Long has been a peer mentor for two years, but has been with Wounded Warrior Project for more than three years. He was also confined to a wheelchair until several surgeries allowed him to regain his ability to walk.

“We’ve learned through time the No. 1 medicine is not sitting at the (Veterans Affairs clinic or hospital) talking to the counselor,” Long said. “Although that’s needed, the biggest medicine is just being with our brothers, our sisters, too.”

Long said the actual pheasant hunt, like many other Wounded Warrior Project events, quickly became secondary to the process of healing that took place.

“If you create a Wounded Warrior Project event, that’s the initial attraction,” Long said. “Every time, though, the event becomes the smallest thing. It’s untouchable to come to something like this and being back in the realm of the camaraderie, the trust, the brotherhood.

“An event like this gives us the facility and the means to connect and build a relationship. When you make that connection, you’re bringing back life into someone that might otherwise give up, and there are so many that have given up.”

Wetenkamp said the peer-mentor program is symbolic of the Wounded Warrior Project’s logo that illustrates one warrior carrying another.

“The hope is the one being carried will be able to someday do the carrying,” he said. “That’s the whole point, and if we had a choice between shooting 36 birds and seeing Brian stand up, we’d gladly give all the birds back.”

Everyone involved was in agreement that the highlight of the hunt was seeing Brian stand, fire a shotgun and smile. An all-terrain motorized wheelchair from Action Trackchair was brought in to help him maneuver through the grassy fields and corn stubble as he hunted pheasants with his peers.

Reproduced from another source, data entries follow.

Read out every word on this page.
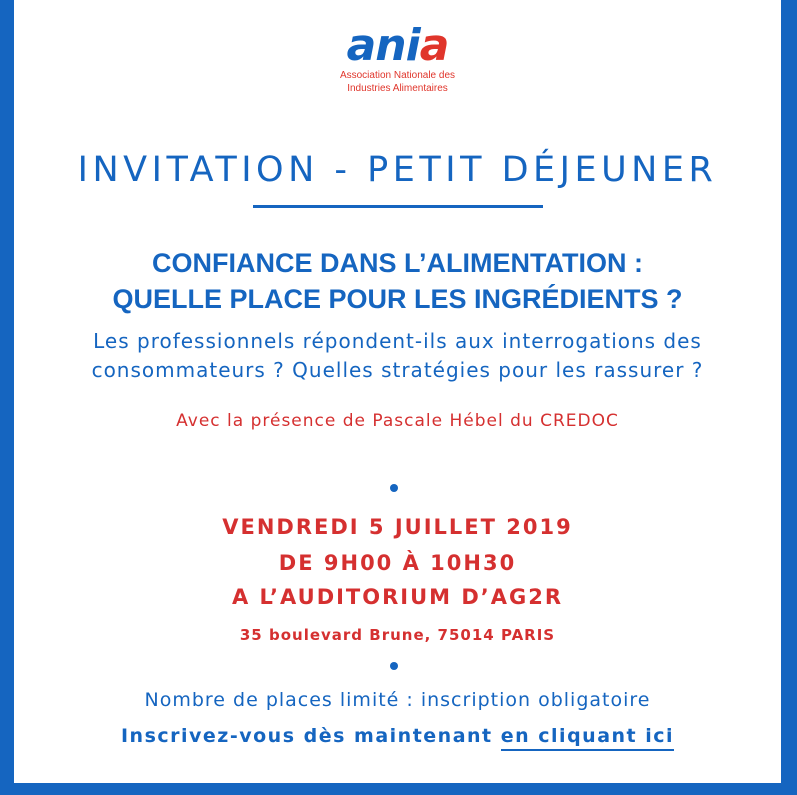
ania
Association Nationale des
Industries Alimentaires
INVITATION - PETIT DÉJEUNER
CONFIANCE DANS L’ALIMENTATION :
QUELLE PLACE POUR LES INGRÉDIENTS ?
Les professionnels répondent-ils aux interrogations des
consommateurs ? Quelles stratégies pour les rassurer ?
Avec la présence de Pascale Hébel du CREDOC
VENDREDI 5 JUILLET 2019
DE 9H00 À 10H30
A L’AUDITORIUM D’AG2R
35 boulevard Brune, 75014 PARIS
Nombre de places limité : inscription obligatoire
Inscrivez-vous dès maintenant en cliquant ici
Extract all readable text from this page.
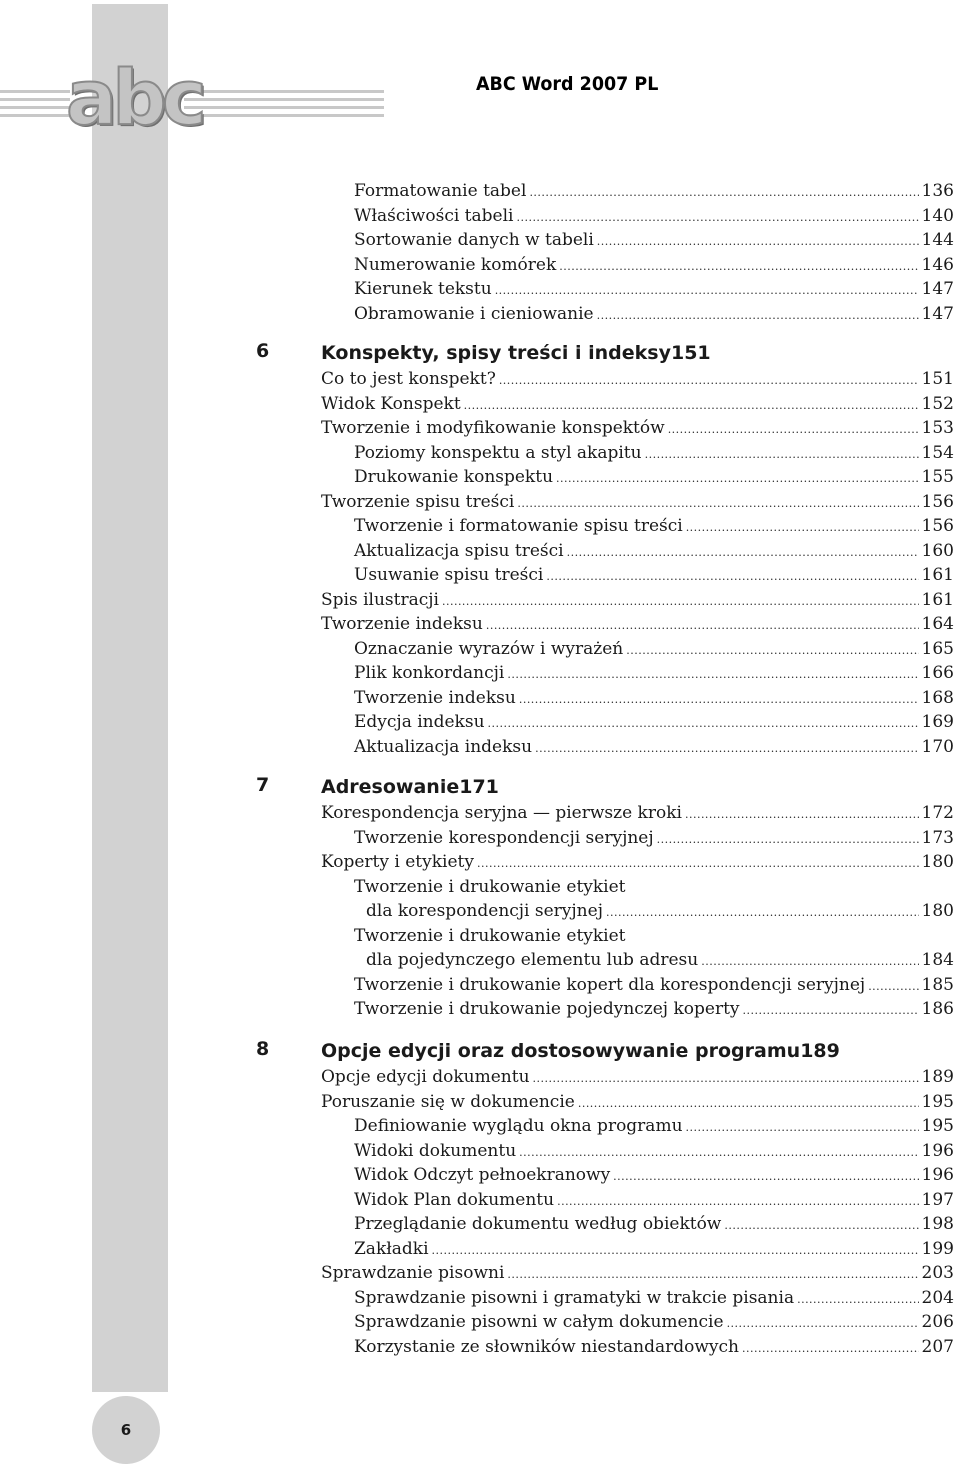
abc	ABC Word 2007 PL
Formatowanie tabel . . .	136
Właściwości tabeli . . .	140
Sortowanie danych w tabeli . . .	144
Numerowanie komórek . . .	146
Kierunek tekstu . . .	147
Obramowanie i cieniowanie . . .	147
6	Konspekty, spisy treści i indeksy 151
Co to jest konspekt? . . .	151
Widok Konspekt . . .	152
Tworzenie i modyfikowanie konspektów . . .	153
Poziomy konspektu a styl akapitu . . .	154
Drukowanie konspektu . . .	155
Tworzenie spisu treści . . .	156
Tworzenie i formatowanie spisu treści . . .	156
Aktualizacja spisu treści . . .	160
Usuwanie spisu treści . . .	161
Spis ilustracji . . .	161
Tworzenie indeksu . . .	164
Oznaczanie wyrazów i wyrażeń . . .	165
Plik konkordancji . . .	166
Tworzenie indeksu . . .	168
Edycja indeksu . . .	169
Aktualizacja indeksu . . .	170
7	Adresowanie 171
Korespondencja seryjna — pierwsze kroki . . .	172
Tworzenie korespondencji seryjnej . . .	173
Koperty i etykiety . . .	180
Tworzenie i drukowanie etykiet
dla korespondencji seryjnej . . .	180
Tworzenie i drukowanie etykiet
dla pojedynczego elementu lub adresu . . .	184
Tworzenie i drukowanie kopert dla korespondencji seryjnej . . .	185
Tworzenie i drukowanie pojedynczej koperty . . .	186
8	Opcje edycji oraz dostosowywanie programu 189
Opcje edycji dokumentu . . .	189
Poruszanie się w dokumencie . . .	195
Definiowanie wyglądu okna programu . . .	195
Widoki dokumentu . . .	196
Widok Odczyt pełnoekranowy . . .	196
Widok Plan dokumentu . . .	197
Przeglądanie dokumentu według obiektów . . .	198
Zakładki . . .	199
Sprawdzanie pisowni . . .	203
Sprawdzanie pisowni i gramatyki w trakcie pisania . . .	204
Sprawdzanie pisowni w całym dokumencie . . .	206
Korzystanie ze słowników niestandardowych . . .	207
6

“It’s a wheelchair with tank treads on it,” Long said. “It’s like a Sherman tank, and they brought in the model that was able to stand Brian up while he was still rolling around.”

Mark said seeing the events unfold made for a special day.

“There was nothing Brian needed that they didn’t provide,” he said. “It wasn’t the hunting so much as just being together. These guys don’t notice the wheelchair or his limitations. They don’t judge. They’re his brothers, and he just feels that great love they give unconditionally.”

After the hunt, all of the participants resolved to establish a fundraiser in the hopes enough money could be raised to purchase an Action Trackchair for Brian. The motorized chair and necessary add-ons would cost roughly $20,000.

Mark said it’s a true story of giving thanks and looking forward instead of dwelling in the past.

“I hope we end up getting a wheelchair like this, because I see so many opportunities for Brian,” Mark said. “With that chair and with his brothers propping him up, I could almost see the old Brian coming back and wanting to do something with his life. I just can’t thank everyone involved enough. He has moved ahead more today than the last three or four years.”